Au fil du temps, le général No Pity multiplie les incursions dans le Bui, où il force plusieurs factions séparatistes mineures à s'unifier au sein des Bui Unity Warriors. En coopération avec les Forces de défense de l'Ambazonie (FDA), il réussit même à convaincre des éléments des Bui Warriors, un autre groupe rebelle, de se séparer et de rejoindre les Bui Unity Warriors. La nouvelle formation est fondée officiellement en janvier 2022 et est dirigée par le général Mad Dog[18],[19]. Cette nouvelle formation est considérée comme faisant partie des FDA, ce qui montre sa loyauté envers le général No Pity. À ce moment-là, il n'est plus à la tête des Forces de restauration de l'Ambazonie, un commandement qui est assuré par Oliver Lekeaka, chef de la milice Red Dragon. Le chef des Bui Warriors, le « Maréchal » Insobu, considère la formation des Bui Unity Warriors comme une menace. Il attaque alors les forces du général No Pity[20]. Le mois suivant, les conflits intra-rebelles continuent à s'intensifier, alors que le gouvernement intérimaire de l'Ambazonie se divise et que ses anciens partisans commencent à se battre entre eux. Le général Mad Dog commencé à attaquer les partisans d'Oliver Lekeaka à Kumbo[11], tandis que le général No Pity mobilise les Bui Unity Warriors dans la bataille contre les Bui Warriors. Ses hommes réussissent à tuer Insobu le 8 avril 2022[18],[20]. Cette opération est accueillie avec un soulagement par la population locale, car Insobu était devenu de plus en plus violent envers les civils locaux, par le biais d'enlèvements et de menaces[18].

En juin 2022, le général No Pity mène l'attaque de Njitapon, un poste frontière entre le Ngo-Ketunjia et le Noun dans la région de l'Ouest, tuant ainsi cinq gendarmes[21]. Le mois suivant, Oliver Lekeaka, chef de la milice Red Dragon est tué. Le général No Pity devient alors le plus important leader actif de la milice séparatiste[22].

Au début du mois d'août, il mène une offensive contre les camps de l'armée à Oku. L'attaque est repoussée et le commandant séparatiste aurait été blessé au combat[23]. Plusieurs membres de sa milice sont tués.

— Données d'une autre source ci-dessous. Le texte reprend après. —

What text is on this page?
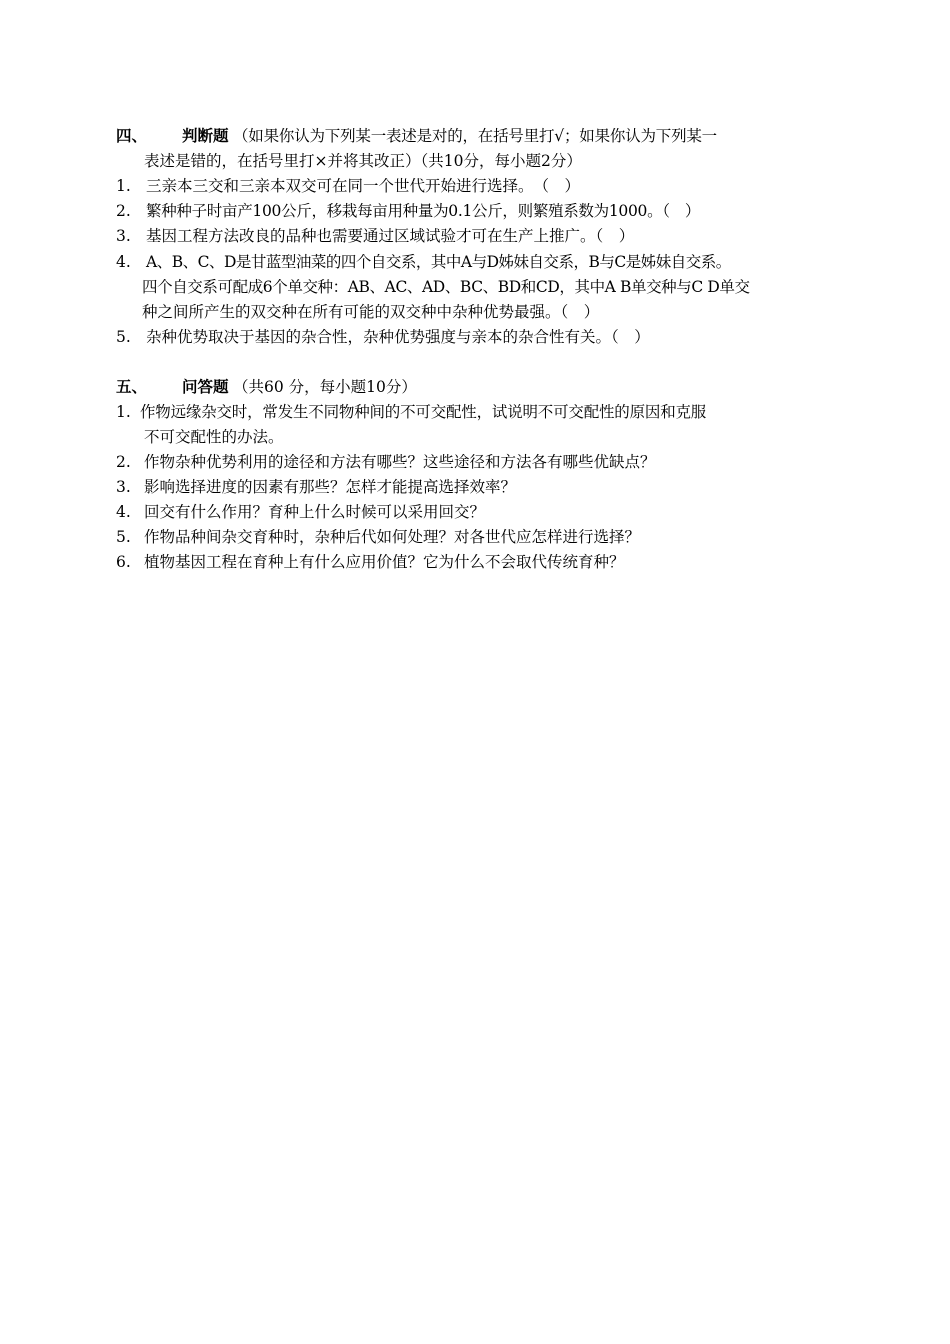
四、 判断题 （如果你认为下列某一表述是对的，在括号里打√；如果你认为下列某一
表述是错的，在括号里打×并将其改正）（共10分，每小题2分）
1. 三亲本三交和三亲本双交可在同一个世代开始进行选择。　（　）
2. 繁种种子时亩产100公斤，移栽每亩用种量为0.1公斤，则繁殖系数为1000。（　）
3. 基因工程方法改良的品种也需要通过区域试验才可在生产上推广。（　）
4. A、B、C、D是甘蓝型油菜的四个自交系，其中A与D姊妹自交系，B与C是姊妹自交系。
四个自交系可配成6个单交种：AB、AC、AD、BC、BD和CD，其中A B单交种与C D单交
种之间所产生的双交种在所有可能的双交种中杂种优势最强。（　）
5. 杂种优势取决于基因的杂合性，杂种优势强度与亲本的杂合性有关。（　）
五、 问答题 （共60 分，每小题10分）
1. 作物远缘杂交时，常发生不同物种间的不可交配性，试说明不可交配性的原因和克服
不可交配性的办法。
2. 作物杂种优势利用的途径和方法有哪些？这些途径和方法各有哪些优缺点？
3. 影响选择进度的因素有那些？怎样才能提高选择效率？
4. 回交有什么作用？育种上什么时候可以采用回交？
5. 作物品种间杂交育种时，杂种后代如何处理？对各世代应怎样进行选择？
6. 植物基因工程在育种上有什么应用价值？它为什么不会取代传统育种？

Le média Bareta News est allé jusqu'à qualifier cet affrontement de « Waterloo » du général No Pity[24]. Après ces événements, le général No Pity a disparu des radars pendant plusieurs mois.

Le 28 janvier 2023, il réapparait dans une vidéo où il déclare que « trois camions » de soldats ont attaqué son bastion de Bambalang deux jours auparavant, mais qu'ils ont été repoussés avec de lourdes pertes[25].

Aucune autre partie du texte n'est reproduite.